I hope you’re all reading again. I did count that last bit as a whole paragraph.

For a number of years, those of us who dream of electric sheep figured that Matt Cain’s ERA was too good to be true, that he couldn’t keep doing it. But he did keep doing it. Beginning in 2009, Cain’s ERAs were 2.89, 3.14, 2.88, and 2.79. And ‘round about the 2011 or 2012 ... well, here’s Pollis again:

When Matt Cain signed his $127.5 million contract extension in April 2012, Colin Wyers memorably tweeted: “If your response to the Matt Cain extension involves xFIP I'll be by later to pour coffee on your keyboard.” As someone who was still relatively new to the field of sabermetrics, seeing that was a watershed moment in that it signaled a substantial retreat from our previous collective understanding that DIPS statistics were unambiguously superior to ERA as measurements of pitching ability.

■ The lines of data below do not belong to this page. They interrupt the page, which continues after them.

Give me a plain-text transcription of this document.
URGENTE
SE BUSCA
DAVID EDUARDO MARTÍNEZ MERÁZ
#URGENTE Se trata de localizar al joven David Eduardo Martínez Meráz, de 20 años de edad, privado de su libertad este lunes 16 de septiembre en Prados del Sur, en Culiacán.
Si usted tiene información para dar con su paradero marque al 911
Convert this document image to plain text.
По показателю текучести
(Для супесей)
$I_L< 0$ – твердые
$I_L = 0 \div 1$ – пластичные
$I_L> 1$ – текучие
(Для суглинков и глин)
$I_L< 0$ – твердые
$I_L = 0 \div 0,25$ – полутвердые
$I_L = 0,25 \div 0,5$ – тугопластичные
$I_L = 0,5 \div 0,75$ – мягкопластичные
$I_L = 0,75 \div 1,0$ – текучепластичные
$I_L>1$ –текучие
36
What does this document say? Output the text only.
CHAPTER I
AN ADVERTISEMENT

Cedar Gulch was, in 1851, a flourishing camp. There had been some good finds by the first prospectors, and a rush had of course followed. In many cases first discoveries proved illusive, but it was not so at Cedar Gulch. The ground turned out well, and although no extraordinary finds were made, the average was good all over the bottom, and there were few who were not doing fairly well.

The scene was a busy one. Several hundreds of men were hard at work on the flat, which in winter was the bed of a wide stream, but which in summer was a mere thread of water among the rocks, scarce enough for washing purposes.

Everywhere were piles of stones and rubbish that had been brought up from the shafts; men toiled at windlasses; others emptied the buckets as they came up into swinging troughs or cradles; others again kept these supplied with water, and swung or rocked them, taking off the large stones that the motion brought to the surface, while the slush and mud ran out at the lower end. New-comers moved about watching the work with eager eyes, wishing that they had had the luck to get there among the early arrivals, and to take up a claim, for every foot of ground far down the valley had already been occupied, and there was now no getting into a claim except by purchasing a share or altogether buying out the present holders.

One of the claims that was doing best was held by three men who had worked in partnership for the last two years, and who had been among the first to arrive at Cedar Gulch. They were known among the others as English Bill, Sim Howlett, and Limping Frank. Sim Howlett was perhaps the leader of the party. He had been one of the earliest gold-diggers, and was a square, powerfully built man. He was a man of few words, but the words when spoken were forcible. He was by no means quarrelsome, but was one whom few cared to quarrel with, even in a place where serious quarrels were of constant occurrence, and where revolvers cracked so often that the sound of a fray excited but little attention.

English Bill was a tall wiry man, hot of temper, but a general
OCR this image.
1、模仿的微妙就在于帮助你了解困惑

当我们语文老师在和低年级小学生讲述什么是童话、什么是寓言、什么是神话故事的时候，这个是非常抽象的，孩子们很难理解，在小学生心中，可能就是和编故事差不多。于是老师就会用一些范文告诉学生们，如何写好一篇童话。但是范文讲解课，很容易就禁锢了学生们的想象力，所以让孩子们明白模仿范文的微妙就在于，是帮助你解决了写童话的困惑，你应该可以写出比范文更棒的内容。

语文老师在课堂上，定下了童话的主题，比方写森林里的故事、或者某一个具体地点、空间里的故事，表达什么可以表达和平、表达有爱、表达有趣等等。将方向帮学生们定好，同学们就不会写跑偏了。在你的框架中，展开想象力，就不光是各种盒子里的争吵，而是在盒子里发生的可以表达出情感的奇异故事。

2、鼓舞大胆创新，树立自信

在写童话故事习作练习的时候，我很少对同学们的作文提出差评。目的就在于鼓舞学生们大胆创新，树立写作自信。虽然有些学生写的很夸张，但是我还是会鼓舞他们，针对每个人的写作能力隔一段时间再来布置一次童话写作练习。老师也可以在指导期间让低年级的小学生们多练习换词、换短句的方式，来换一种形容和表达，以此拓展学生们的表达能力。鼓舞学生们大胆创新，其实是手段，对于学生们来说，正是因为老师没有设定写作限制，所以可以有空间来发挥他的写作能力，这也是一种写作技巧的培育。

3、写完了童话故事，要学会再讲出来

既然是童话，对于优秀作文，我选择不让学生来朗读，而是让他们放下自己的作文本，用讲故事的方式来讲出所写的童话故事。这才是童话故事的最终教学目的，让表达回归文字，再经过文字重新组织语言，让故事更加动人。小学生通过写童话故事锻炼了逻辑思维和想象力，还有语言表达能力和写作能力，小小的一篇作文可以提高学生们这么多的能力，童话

In the two years since Wyers’ excoriation of those who still judged Cain by his peripherals despite his history of outperforming them, I’ve noticed that the best analysts in our midst have continued to trend toward nuance in their discussions of DIPS theory, looking for qualities and characteristics that explain the outliers both in the stats and from personal observations. This ever-increasing blend of sabermetrics and scouting is unambiguously good for bettering our understanding of baseball.

Two things about that.

First, in 2013, Cain’s ERA matched almost exactly his DIPS. So yeah, score one point for natural reversion.

And second, it does seem utterly possible that we were simply too quick, maybe a little too eager, to cave in to the DIPS skeptics.

When we used to have those endless debates about clutch hitting, the Luddites took great pleasure in saying, “Look, we found all these guys who hit really well in clutch situations.” To which the natural (and obvious) response was, “Well, of course you found some guys. Given a big enough population – say, all the major-league hitters – simple probability theory would predict that x of them will hit really well in clutch situations.”

And whaddayaknow, the number of great clutch hitters just happened to be almost exactly x.

Well, you can do the same thing with DIPS. I just don’t think anyone had done it. Turns out someone did: FanGraphs’ Noah Isaacs a few years ago. Now Pollis has built on Isaacs’ work. While it’s true that Cain essentially overachieved, relative to his DIPS, in seven straight seasons, it’s also true that even seven straight seasons means that Cain is 81-percent likely to be a fundamental Overachiever ... and thus a 19 percent chance of actually being a Normal.

Granted, Pollis admits that he’s employed “an overly simplistic model.” He’s open to the possibility that Cain and other pitchers might really have something that allows them to consistently beat their DIPS, and he suggests more study. As I do. But here’s where I think he really nails it: “A good analyst will never dismiss the value of a scout or assume that a model that describes some aspect of the game cannot be improved upon. But if our quest to explain baseball takes us so far into the rabbit hole that we mistake ordinary random variation for causal trends, that’s not nuance—that’s overfitting to the data.”

Good luck, Lewie. We hardly knew ye, but we’ll miss ye.